Liverpool manager Jurgen Klopp said his team had the “mentality of giants” after they pulled off one of the most remarkable turnarounds in Champions League history, thrashing Lionel Messi’s Barcelona 4-0 to reach the final for the second year running.
Stand-in striker Divock Origi and substitute Georginio Wijnaldum both scored twice as Lionel Messi’s side threw away a 3-0 first leg lead and crashed out at a frenzied Anfield.
The nature of Liverpool’s victory was quickly compared to the 2005 Champions League final in Istanbul when they came back from 3-0 down to beat AC Milan on penalties.
A season that threatened to end with Liverpool being pipped to the Premier League title by Manchester City this weekend and exiting the Champions League at the semi-final stage will now culminate in a final against either Ajax or Tottenham in Madrid on June 1 when they could become kings of Europe for a sixth time.
For Barcelona, the crushing defeat was the second consecutive year they had surrendered a commanding first-leg lead in this competition — and the scale of the capitulation leaves coach Ernesto Valverde facing the sack.
Liverpool went into the match deprived of two of their most potent attacking weapons in Mohamed Salah and Roberto Firmino due to injury.
However, Origi and Wijnaldum stepped up magnificently, leaving Klopp to marvel at his players in a joyous outburst laced with profanities.
“It’s 10 past 10, most of your children are probably in bed but these boys are f*****g talented giants. It’s unbelievable,” he told BT Sport.
“The whole game was too much. Winning is difficult but with a clean sheet, I don’t know how they did it.
“It means so much to all of us. There are more important things in the world. But creating this emotional atmosphere together is so special. It’s all about the players.
“It shows what’s possible in football. It’s so nice.”
Point to prove
Wijnaldum admitted he had been smarting at being forced to start on the bench and felt he had a point to prove.
“Once again we showed that everything is possible in football,” the Dutchman said. “I was really angry at the manager that he put me on the bench but I had to do something to help the team when I came on.
“We believe it from the start. People from outside (the club), they thought it was not possible, but we still managed to do this.”

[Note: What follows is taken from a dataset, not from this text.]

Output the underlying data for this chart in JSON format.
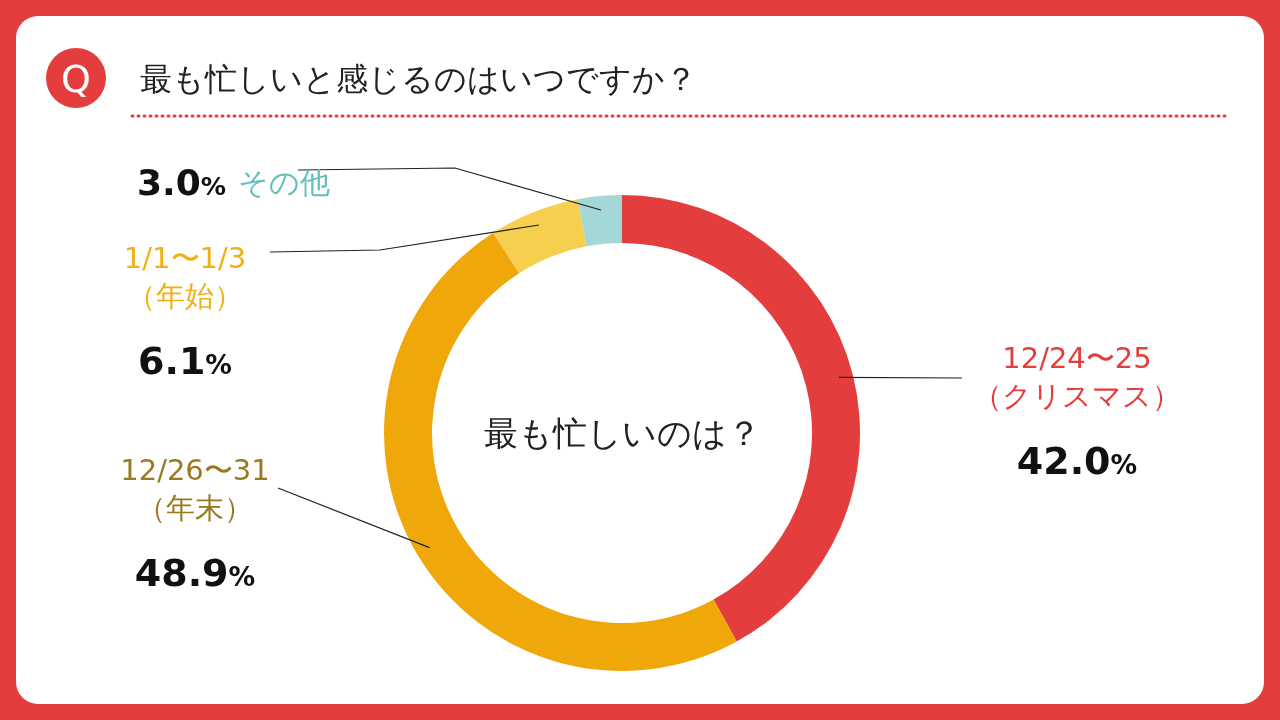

Origi would almost certainly not have started the match had Salah — the Premier League’s top scorer this season with 22 goals — and Firmino been fit.
But the 24-year-old Belgian has made a habit of scoring important goals in Liverpool’s challenge for a first Premier League title in 29 years and he notched his first ever in the Champions League on seven minutes, pouncing on the rebound after Marc-Andre ter Stegen had denied Jordan Henderson’s initial effort.
Messi, who had dominated the first leg with two goals, had quickly and uncharacteristically been rattled by Liverpool defender Andy Robertson, wagging his finger in the Scotsman’s face.
Liverpool were seemingly dealt another injury blow as Robertson could not continue after half-time. But his replacement, Wijnaldum, was to have a dramatic impact.
Liverpool goalkeeper Alisson Becker made an important save from Luis Suarez before Wijnaldum sent Anfield into raptures twice in a matter of minutes.
Firstly, the Dutch midfielder was found by Trent Alexander-Arnold’s low cross and drilled under Ter Stegen.
And from Liverpool’s next attack, Xherdan Shaqiri picked out Wijnaldum to head home at the Kop end.
Valverde desperately tried to salvage the match, replacing former Liverpool player Philippe Coutinho with Nelson Semedo.
The change briefly had an impact, but a sluggish Barca were made to look foolish when they were caught napping by a quickly-taken Alexander-Arnold corner that picked out Origi completely unmarked to fire high into the net, sparking extraordinary celebrations.
“There have been glorious, entirely improbable games in Liverpool’s European history, including the mind-bending highs of Istanbul,” the Guardian newspaper said. “But this was something else, an effort of will that, frankly, took the breath away.”
And while Liverpool are dreaming of also grabbing the Premier League title this weekend, Valverde’s future could be bleak.
“I do not know how it’s going to affect me,” Valverde said. “But here we are, the coach has to take responsibility.”